Since I started working again I haven’t had so much time to blog, or indeed to do things to blog about, like baking! But one thing I have been doing a lot more of is reading. My commute takes just under an hour each way, and I’m actually quite enjoying that window of time where I can just lose myself in a book.
My book of choice for the last few days has been “The Reluctant Fundamentalist”, by Mohsin Hamid. I’d never heard of it, but a friend recommended it and lent me her copy. It’s not a long book, as the style of writing is very economical. Each line packs a punch, and no space is wasted, which makes it very readable. I finished it in about four train journeys!
The story takes place over the course of one evening in Lahore, in Pakistan. It begins with a Pakistani man approaching an American man in the street and inviting him to join him for tea.

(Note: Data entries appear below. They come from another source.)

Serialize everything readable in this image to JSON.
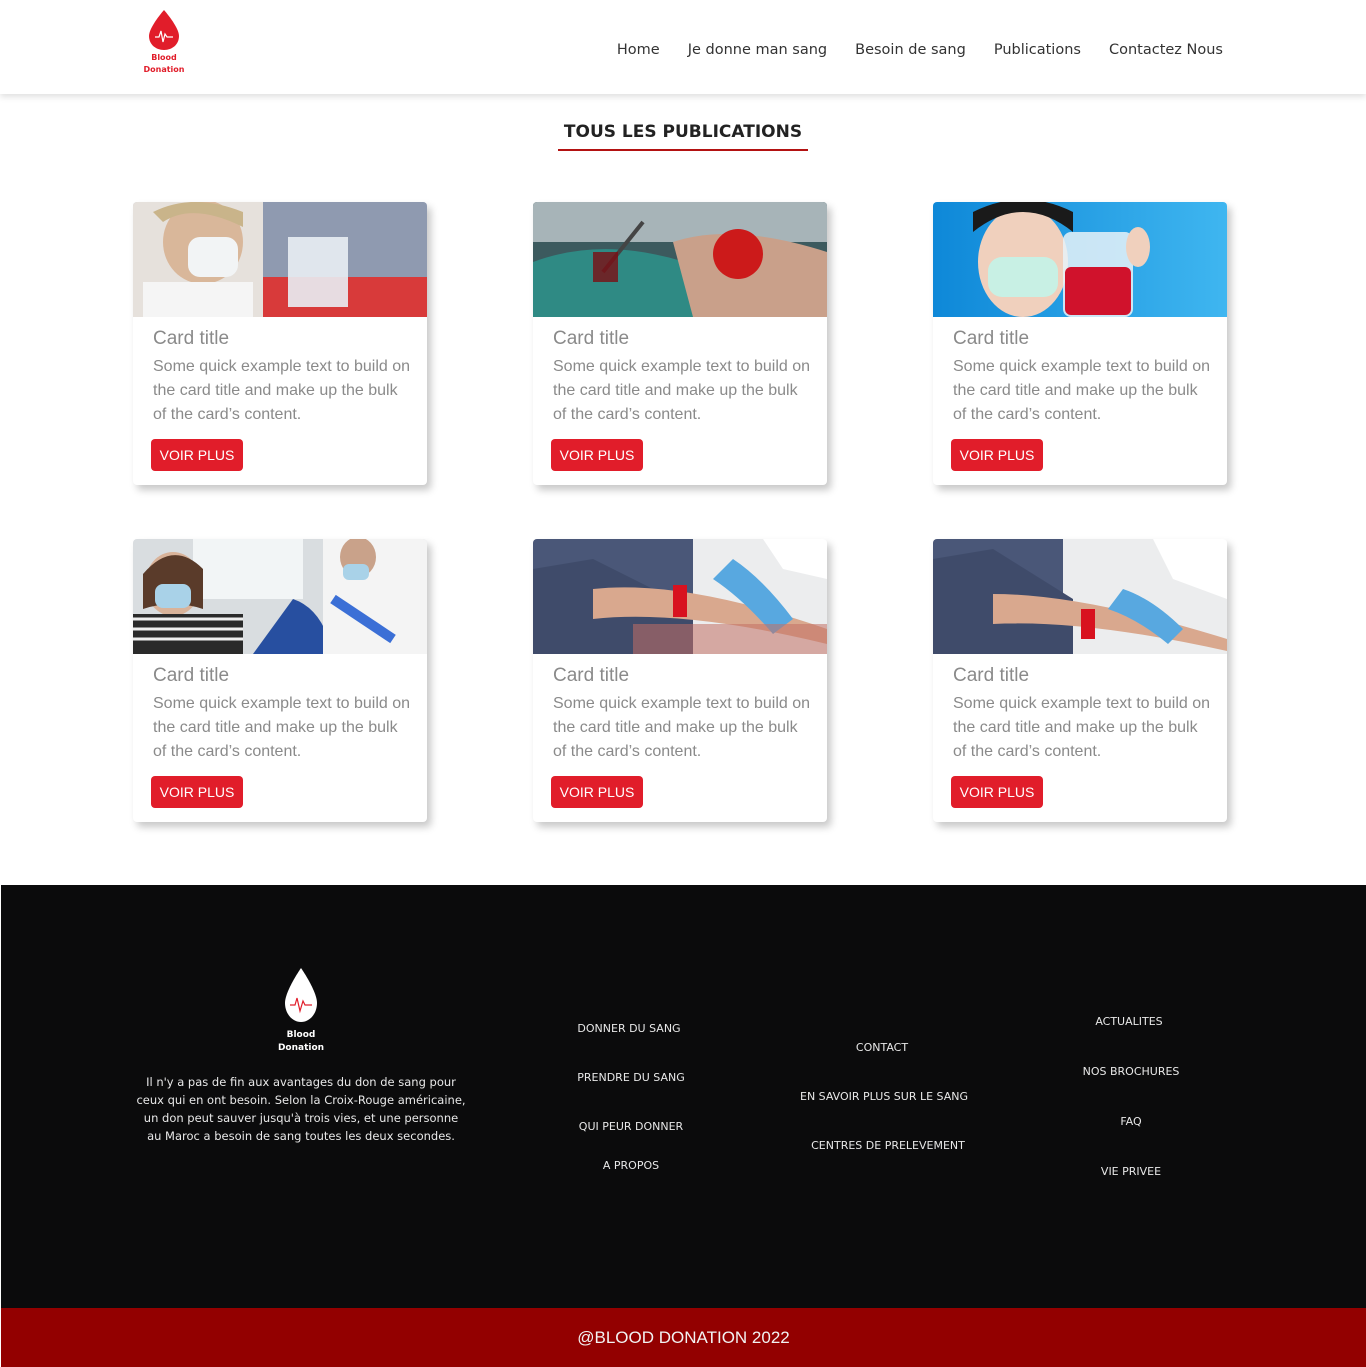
{
  "header": {
    "logo_text_line1": "Blood",
    "logo_text_line2": "Donation",
    "nav": [
      "Home",
      "Je donne man sang",
      "Besoin de sang",
      "Publications",
      "Contactez Nous"
    ]
  },
  "section": {
    "title": "TOUS LES PUBLICATIONS",
    "accent_color": "#b31212"
  },
  "cards": [
    {
      "title": "Card title",
      "text": "Some quick example text to build on the card title and make up the bulk of the card’s content.",
      "button": "VOIR PLUS",
      "image": "nurse-with-blood-bags-photo"
    },
    {
      "title": "Card title",
      "text": "Some quick example text to build on the card title and make up the bulk of the card’s content.",
      "button": "VOIR PLUS",
      "image": "hand-squeezing-heart-photo"
    },
    {
      "title": "Card title",
      "text": "Some quick example text to build on the card title and make up the bulk of the card’s content.",
      "button": "VOIR PLUS",
      "image": "masked-woman-blood-bag-photo"
    },
    {
      "title": "Card title",
      "text": "Some quick example text to build on the card title and make up the bulk of the card’s content.",
      "button": "VOIR PLUS",
      "image": "donor-in-chair-with-nurse-photo"
    },
    {
      "title": "Card title",
      "text": "Some quick example text to build on the card title and make up the bulk of the card’s content.",
      "button": "VOIR PLUS",
      "image": "arm-with-tourniquet-photo"
    },
    {
      "title": "Card title",
      "text": "Some quick example text to build on the card title and make up the bulk of the card’s content.",
      "button": "VOIR PLUS",
      "image": "arm-with-tourniquet-photo"
    }
  ],
  "footer": {
    "logo_text_line1": "Blood",
    "logo_text_line2": "Donation",
    "about": "Il n'y a pas de fin aux avantages du don de sang pour ceux qui en ont besoin. Selon la Croix-Rouge américaine, un don peut sauver jusqu'à trois vies, et une personne au Maroc a besoin de sang toutes les deux secondes.",
    "col1": [
      "DONNER DU SANG",
      "PRENDRE DU SANG",
      "QUI PEUR DONNER",
      "A PROPOS"
    ],
    "col2": [
      "CONTACT",
      "EN SAVOIR PLUS SUR LE SANG",
      "CENTRES DE PRELEVEMENT"
    ],
    "col3": [
      "ACTUALITES",
      "NOS BROCHURES",
      "FAQ",
      "VIE PRIVEE"
    ]
  },
  "copyright": "@BLOOD DONATION 2022",
  "colors": {
    "brand_red": "#e11d2a",
    "footer_bg": "#0b0b0c",
    "copyright_bg": "#930000"
  }
}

The Pakistani man is the narrator, telling his story, and you, the reader, are the American stranger listening to it. I really enjoyed the narrative style; it genuinely felt as though I had been collared by a mysterious stranger and invited to sit down and listen to his life story, whether I wanted to or not.

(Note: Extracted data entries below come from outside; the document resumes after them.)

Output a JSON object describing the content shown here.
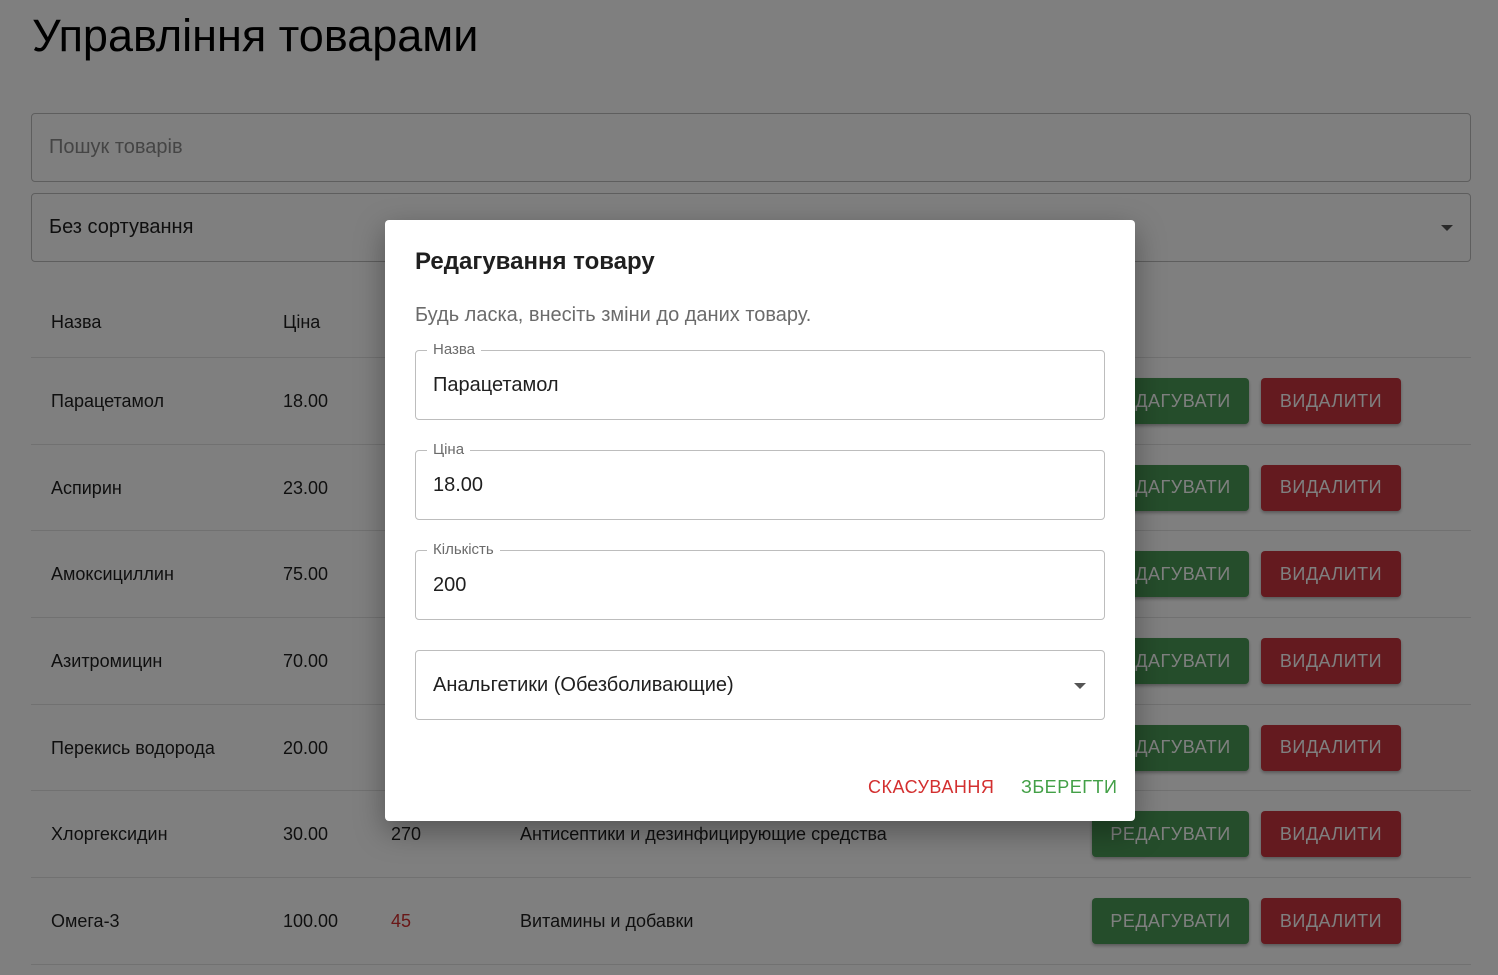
{
  "page": {
    "title": "Управління товарами"
  },
  "search": {
    "placeholder": "Пошук товарів"
  },
  "sort": {
    "value": "Без сортування"
  },
  "table": {
    "headers": {
      "name": "Назва",
      "price": "Ціна"
    },
    "edit_label": "РЕДАГУВАТИ",
    "delete_label": "ВИДАЛИТИ",
    "rows": [
      {
        "name": "Парацетамол",
        "price": "18.00",
        "qty": "",
        "category": ""
      },
      {
        "name": "Аспирин",
        "price": "23.00",
        "qty": "",
        "category": ""
      },
      {
        "name": "Амоксициллин",
        "price": "75.00",
        "qty": "",
        "category": ""
      },
      {
        "name": "Азитромицин",
        "price": "70.00",
        "qty": "",
        "category": ""
      },
      {
        "name": "Перекись водорода",
        "price": "20.00",
        "qty": "",
        "category": ""
      },
      {
        "name": "Хлоргексидин",
        "price": "30.00",
        "qty": "270",
        "category": "Антисептики и дезинфицирующие средства"
      },
      {
        "name": "Омега-3",
        "price": "100.00",
        "qty": "45",
        "category": "Витамины и добавки"
      }
    ]
  },
  "dialog": {
    "title": "Редагування товару",
    "text": "Будь ласка, внесіть зміни до даних товару.",
    "fields": {
      "name": {
        "label": "Назва",
        "value": "Парацетамол"
      },
      "price": {
        "label": "Ціна",
        "value": "18.00"
      },
      "qty": {
        "label": "Кількість",
        "value": "200"
      },
      "category": {
        "value": "Анальгетики (Обезболивающие)"
      }
    },
    "cancel_label": "СКАСУВАННЯ",
    "save_label": "ЗБЕРЕГТИ"
  },
  "colors": {
    "edit_button": "#4a9a57",
    "delete_button": "#c9353f",
    "low_stock": "#d32f2f",
    "cancel": "#d32f2f",
    "save": "#43a047"
  }
}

In truth, he does not tell his life story, but about his experiences living in America. He reveals that, as one of Pakistan’s brightest young students, he was given a full scholarship to Princeton at the age of eighteen. At the end of his time at college, he is selected from hundreds of applicants for a graduate job at a prestigious New York firm. Shortly afterwards, he takes a trip to Greece with some fellow students, where he meets a beautiful girl named Erica and becomes enamoured by her. After their return to America, they are both living in New York, and spend an increasing amount of time together.
The main part of the story focuses on his time as a graduate, the challenges he faces in his career and his attempts to pursue a relationship with Erica, who is deeply vulnerable and damaged. During this time, the World Trade Center is attacked, and he finds himself, as a Pakistani, living in New York through the aftermath of September 11. This affects him deeply, as he finds himself struggling with two very different identities: that of the young, successful, ambitious Princeton graduate pursuing the American dream, and that of the Pakistani Muslim with strong emotional ties to his family and his native country and culture.
The story is beautiful told, drawing the reader in softly and subtly. The narrator is unfailingly polite and courteous and comes across as a gentleman, but there is an undercurrent of tension throughout which suggests that something is not quite right. He lulls the reader into a false sense of security, and at the same time creates an atmosphere which is both unsettling and disturbing. When the twist comes at the end, it is surprising, and yet somehow inevitable at the same time.
I don’t want to give too much away, but if you’re looking for something to read, give this book a try. It gives a fascinating insight into world politics, and in particular the relationship between America and the Muslim world, without being heavy or hard to get into. Highly recommended!